His talk seemed both very impressive and very real. He offered a four-point piece of advice for entrepreneurs.

  1. Follow your heart. I know that sounds trite but Eli clearly made it work, telling how he’s followed concerns that led him to Jurlique — all natural beauty products, in Australia, with its own farms — all of his life. Eli is not Australian. Jurlique, as he tells the tale, is a natural point in his path. He clearly believes very much in the value of what he’s doing.
  2. When everybody is running one direction, run the other way.
  3. Live with a vision, build a business with a vision, and surround yourself with like-minded people who share that vision.
  4. Get a mentor.

Quicksand Problems

It’s common knowledge. The best thing to do when you’re stuck in quicksand is nothing. Don’t struggle. Anything you do except nothing makes it worse. You sink deeper and faster.

This I know because somebody told me, and then somebody else, and then it was in a movie. Like I said, common knowledge.

But seriously, do nothing? What are we hoping for? Rescue. I guess it’s obvious, but seriously, we’re supposed to sink gradually into the quicksand without struggling. What discipline that would take.

Maybe you touch bottom while you can still breathe. Maybe you’re rescued. And maybe not.

Quicksand isn’t the only quicksand problem. You find quicksand problems in business, in family, in relationships, in life.
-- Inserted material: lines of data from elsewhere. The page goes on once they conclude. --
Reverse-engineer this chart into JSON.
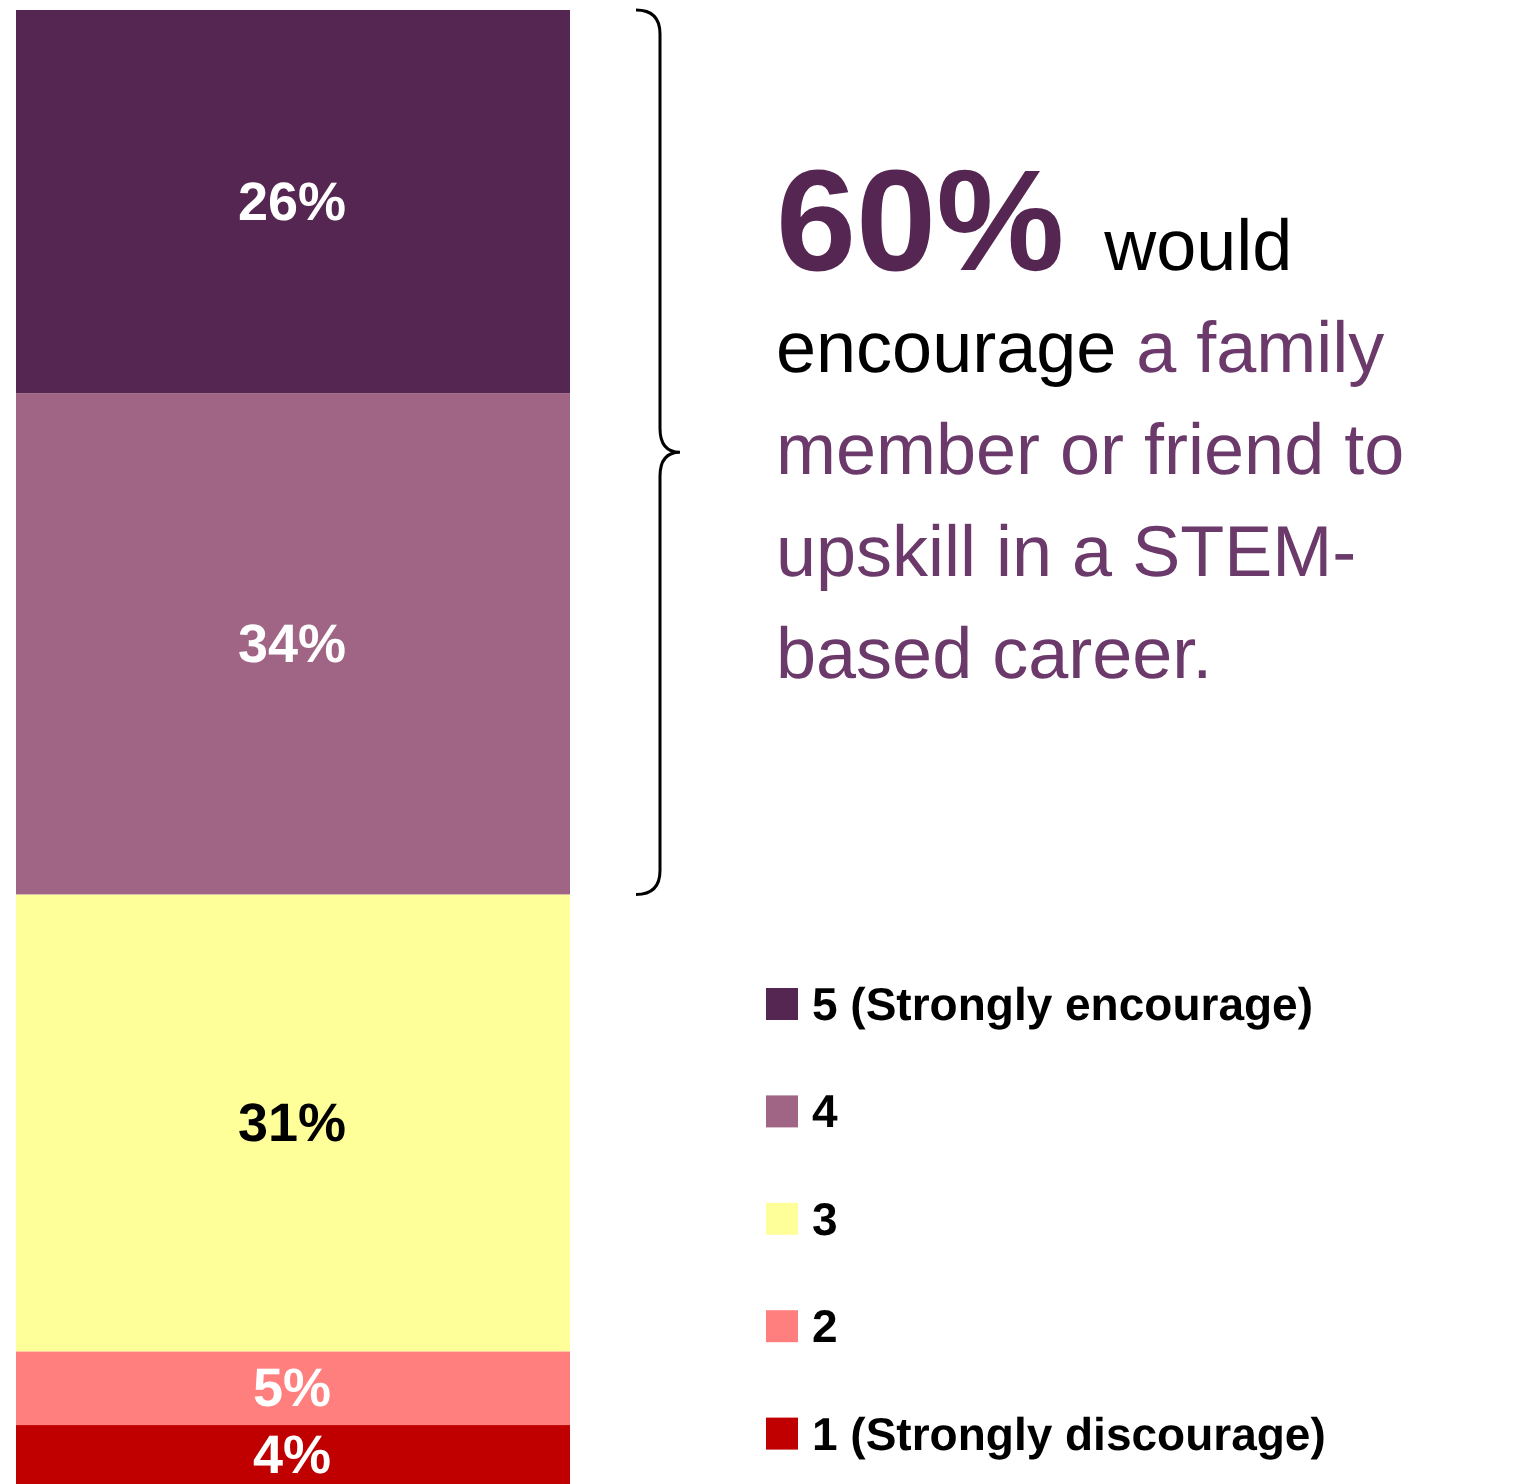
{
  "chart_data": {
    "type": "bar",
    "stacked": true,
    "categories": [
      null
    ],
    "legend": "right",
    "series": [
      {
        "name": "1 (Strongly discourage)",
        "color": "#c00000",
        "values": [
          4
        ],
        "value_labels": [
          "4%"
        ]
      },
      {
        "name": "2",
        "color": "#ff7f7f",
        "values": [
          5
        ],
        "value_labels": [
          "5%"
        ]
      },
      {
        "name": "3",
        "color": "#ffff99",
        "values": [
          31
        ],
        "value_labels": [
          "31%"
        ]
      },
      {
        "name": "4",
        "color": "#a06585",
        "values": [
          34
        ],
        "value_labels": [
          "34%"
        ]
      },
      {
        "name": "5 (Strongly encourage)",
        "color": "#552652",
        "values": [
          26
        ],
        "value_labels": [
          "26%"
        ]
      }
    ],
    "annotations": [
      "60%",
      "would encourage",
      "a family member or friend to upskill in a STEM-based career."
    ]
  }
}
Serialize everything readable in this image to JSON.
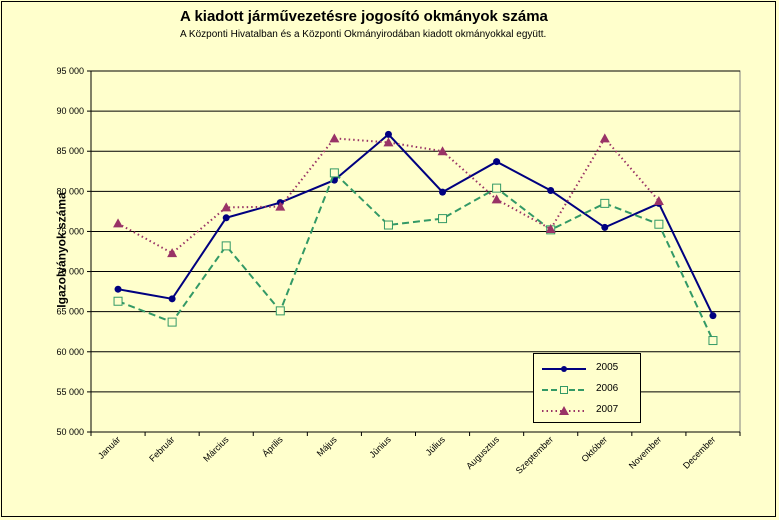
{
  "chart_data": {
    "type": "line",
    "title": "A  kiadott járművezetésre  jogosító okmányok száma",
    "subtitle": "A  Központi Hivatalban és a Központi Okmányirodában kiadott okmányokkal együtt.",
    "ylabel": "Igazolványok száma",
    "xlabel": "",
    "categories": [
      "Január",
      "Február",
      "Március",
      "Április",
      "Május",
      "Június",
      "Július",
      "Augusztus",
      "Szeptember",
      "Október",
      "November",
      "December"
    ],
    "ylim": [
      50000,
      95000
    ],
    "yticks": [
      50000,
      55000,
      60000,
      65000,
      70000,
      75000,
      80000,
      85000,
      90000,
      95000
    ],
    "ytick_labels": [
      "50 000",
      "55 000",
      "60 000",
      "65 000",
      "70 000",
      "75 000",
      "80 000",
      "85 000",
      "90 000",
      "95 000"
    ],
    "grid": true,
    "legend_position": "bottom-right",
    "series": [
      {
        "name": "2005",
        "color": "#000080",
        "style": "solid",
        "marker": "circle",
        "values": [
          67800,
          66600,
          76700,
          78600,
          81400,
          87100,
          79900,
          83700,
          80100,
          75500,
          78500,
          64500
        ]
      },
      {
        "name": "2006",
        "color": "#339966",
        "style": "dashed",
        "marker": "square",
        "values": [
          66300,
          63700,
          73200,
          65100,
          82300,
          75800,
          76600,
          80400,
          75200,
          78500,
          75900,
          61400
        ]
      },
      {
        "name": "2007",
        "color": "#993366",
        "style": "dotted",
        "marker": "triangle",
        "values": [
          76000,
          72300,
          78000,
          78100,
          86600,
          86100,
          85000,
          79000,
          75300,
          86600,
          78800,
          null
        ]
      }
    ]
  }
}
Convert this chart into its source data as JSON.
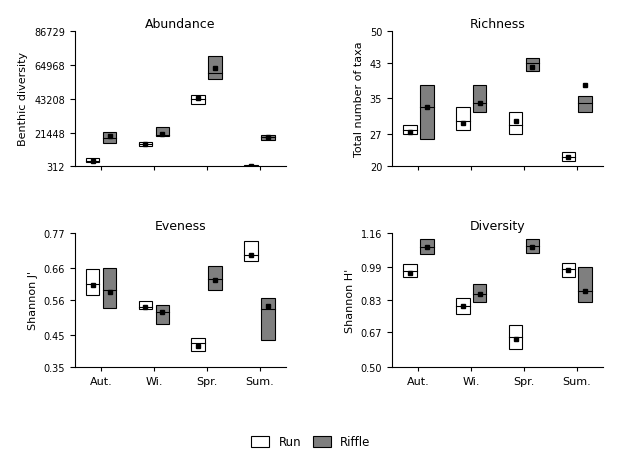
{
  "title_abundance": "Abundance",
  "title_richness": "Richness",
  "title_eveness": "Eveness",
  "title_diversity": "Diversity",
  "ylabel_abundance": "Benthic diversity",
  "ylabel_richness": "Total number of taxa",
  "ylabel_eveness": "Shannon J'",
  "ylabel_diversity": "Shannon H'",
  "seasons": [
    "Aut.",
    "Wi.",
    "Spr.",
    "Sum."
  ],
  "run_color": "#ffffff",
  "riffle_color": "#7f7f7f",
  "edge_color": "#000000",
  "abundance": {
    "run": {
      "q1": [
        2500,
        13000,
        40000,
        312
      ],
      "median": [
        3500,
        14000,
        43000,
        312
      ],
      "q3": [
        5000,
        15500,
        45500,
        500
      ],
      "mean": [
        3500,
        14000,
        43500,
        312
      ]
    },
    "riffle": {
      "q1": [
        15000,
        19000,
        56000,
        17000
      ],
      "median": [
        18000,
        20000,
        60000,
        18500
      ],
      "q3": [
        22000,
        25000,
        71000,
        20000
      ],
      "mean": [
        19500,
        20500,
        63000,
        18800
      ]
    }
  },
  "richness": {
    "run": {
      "q1": [
        27,
        28,
        27,
        21
      ],
      "median": [
        28,
        30,
        29,
        22
      ],
      "q3": [
        29,
        33,
        32,
        23
      ],
      "mean": [
        27.5,
        29.5,
        30,
        22
      ]
    },
    "riffle": {
      "q1": [
        26,
        32,
        41,
        32
      ],
      "median": [
        33,
        34,
        43,
        34
      ],
      "q3": [
        38,
        38,
        44,
        35.5
      ],
      "mean": [
        33,
        34,
        42,
        38
      ]
    }
  },
  "eveness": {
    "run": {
      "q1": [
        0.575,
        0.53,
        0.4,
        0.68
      ],
      "median": [
        0.61,
        0.538,
        0.425,
        0.7
      ],
      "q3": [
        0.655,
        0.555,
        0.44,
        0.745
      ],
      "mean": [
        0.605,
        0.537,
        0.415,
        0.7
      ]
    },
    "riffle": {
      "q1": [
        0.535,
        0.485,
        0.59,
        0.435
      ],
      "median": [
        0.59,
        0.523,
        0.625,
        0.53
      ],
      "q3": [
        0.66,
        0.545,
        0.665,
        0.565
      ],
      "mean": [
        0.585,
        0.523,
        0.623,
        0.54
      ]
    }
  },
  "diversity": {
    "run": {
      "q1": [
        0.94,
        0.76,
        0.59,
        0.94
      ],
      "median": [
        0.97,
        0.8,
        0.645,
        0.98
      ],
      "q3": [
        1.005,
        0.84,
        0.705,
        1.01
      ],
      "mean": [
        0.96,
        0.8,
        0.64,
        0.975
      ]
    },
    "riffle": {
      "q1": [
        1.055,
        0.82,
        1.06,
        0.82
      ],
      "median": [
        1.09,
        0.86,
        1.095,
        0.875
      ],
      "q3": [
        1.13,
        0.91,
        1.13,
        0.99
      ],
      "mean": [
        1.09,
        0.86,
        1.09,
        0.875
      ]
    }
  },
  "ylim_abundance": [
    312,
    86729
  ],
  "yticks_abundance": [
    312,
    21448,
    43208,
    64968,
    86729
  ],
  "ylim_richness": [
    20,
    50
  ],
  "yticks_richness": [
    20,
    27,
    35,
    43,
    50
  ],
  "ylim_eveness": [
    0.35,
    0.77
  ],
  "yticks_eveness": [
    0.35,
    0.45,
    0.56,
    0.66,
    0.77
  ],
  "ylim_diversity": [
    0.5,
    1.16
  ],
  "yticks_diversity": [
    0.5,
    0.67,
    0.83,
    0.99,
    1.16
  ]
}
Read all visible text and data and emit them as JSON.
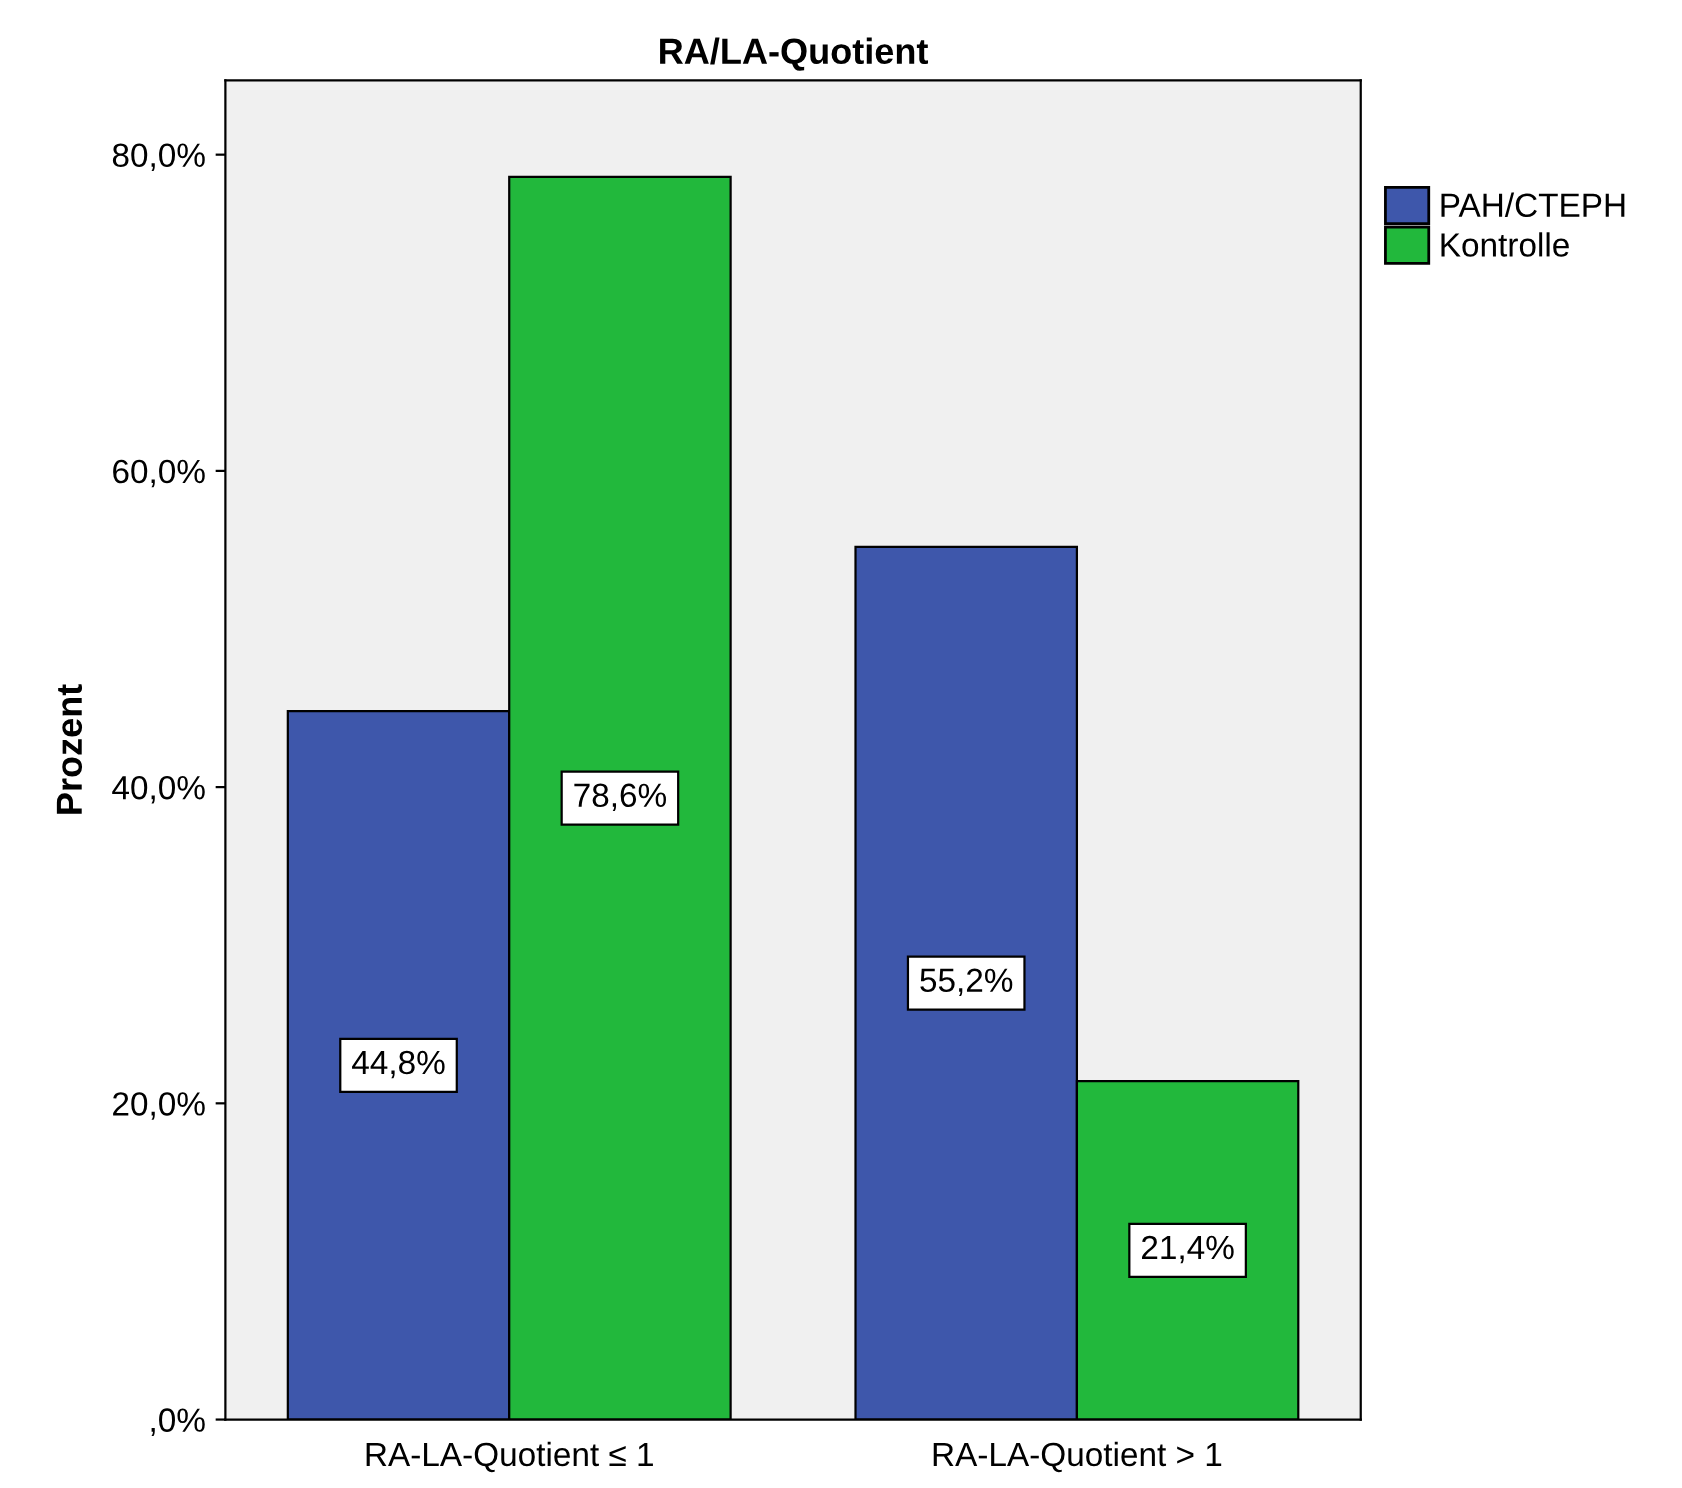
{
  "chart_data": {
    "type": "bar",
    "title": "RA/LA-Quotient",
    "ylabel": "Prozent",
    "categories": [
      "RA-LA-Quotient ≤ 1",
      "RA-LA-Quotient > 1"
    ],
    "series": [
      {
        "name": "PAH/CTEPH",
        "color": "#3e57ab",
        "values": [
          44.8,
          55.2
        ],
        "value_labels": [
          "44,8%",
          "55,2%"
        ]
      },
      {
        "name": "Kontrolle",
        "color": "#22b83c",
        "values": [
          78.6,
          21.4
        ],
        "value_labels": [
          "78,6%",
          "21,4%"
        ]
      }
    ],
    "ylim": [
      0,
      84.7
    ],
    "yticks": [
      {
        "value": 0,
        "label": ",0%"
      },
      {
        "value": 20,
        "label": "20,0%"
      },
      {
        "value": 40,
        "label": "40,0%"
      },
      {
        "value": 60,
        "label": "60,0%"
      },
      {
        "value": 80,
        "label": "80,0%"
      }
    ],
    "legend": "top right",
    "grid": false
  }
}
Definition of a quicksand problem: you can make it worse, but not better. You have to have the presence of mind to not struggle, hope for rescue, or maybe touching bottom before you drown.

Examples?  Yeah, that would make sense, make this post easier. It’s tough, though, because some of the examples are hard to put into writing.

I think I see personal examples around the problems of giving and taking advice. What do you do when you see someone you care about making (what you think is) a serious mistake? That’s especially dangerous quicksand when it’s contentious. Can you give advice like a gift, and not take offense if it isn’t followed? 

There’s a line in an Emmylou Harris song, Boulder to Birmingham, that references standing on a mountain while the canyon is burning. "And I watched it burn." Can you do that? And do you have a choice?

In a business context, there are a lot of quicksand problems related to dealing with people as employees. Misunderstandings. Do you tell her (whatever), or does it make it worse? Do you try to explain, or does that make it worse? Do you clarify an error and make it that much more glaring?

And how about the angry customer who’s actually mistaken? Say it wasn’t your software, they actually bought a pirated copy with a bad serial number that can’t be activated; but they’re mad at you, not the pirate. Do you help them out, which validates the pirate business? Or politely decline, which leaves them blaming you? Or the unanswered email that prompted the scathing review which had been sent to a bad return email address, and so, never received? Add a new comment on the review site and you only look worse.

The quicksand problems are there waiting. You just hope you recognize them when you find yourself immersed in them.

Reflections of an Early Riser

I’ve come to love the early mornings, especially when it’s still dark, but getting light. The streets are empty, and the office is empty. The coffee tastes so good at that time that I should pronounce the "so" in this sentence using three syllables. Today I was in at 6:45, which gives me almost two hours before the office really opens up. My music is loud. My thoughts are clear.

What’s particularly soothing this morning is that yesterday I finished the last of my touches on my plan-as-you-go book. I really enjoyed the process, but now I enjoy being done. I’m remembering how good it used to feel the day after school ended for the year, when I was still in school but too young for summer jobs. That was a good feeling.  And this is a good feeling too, this morning.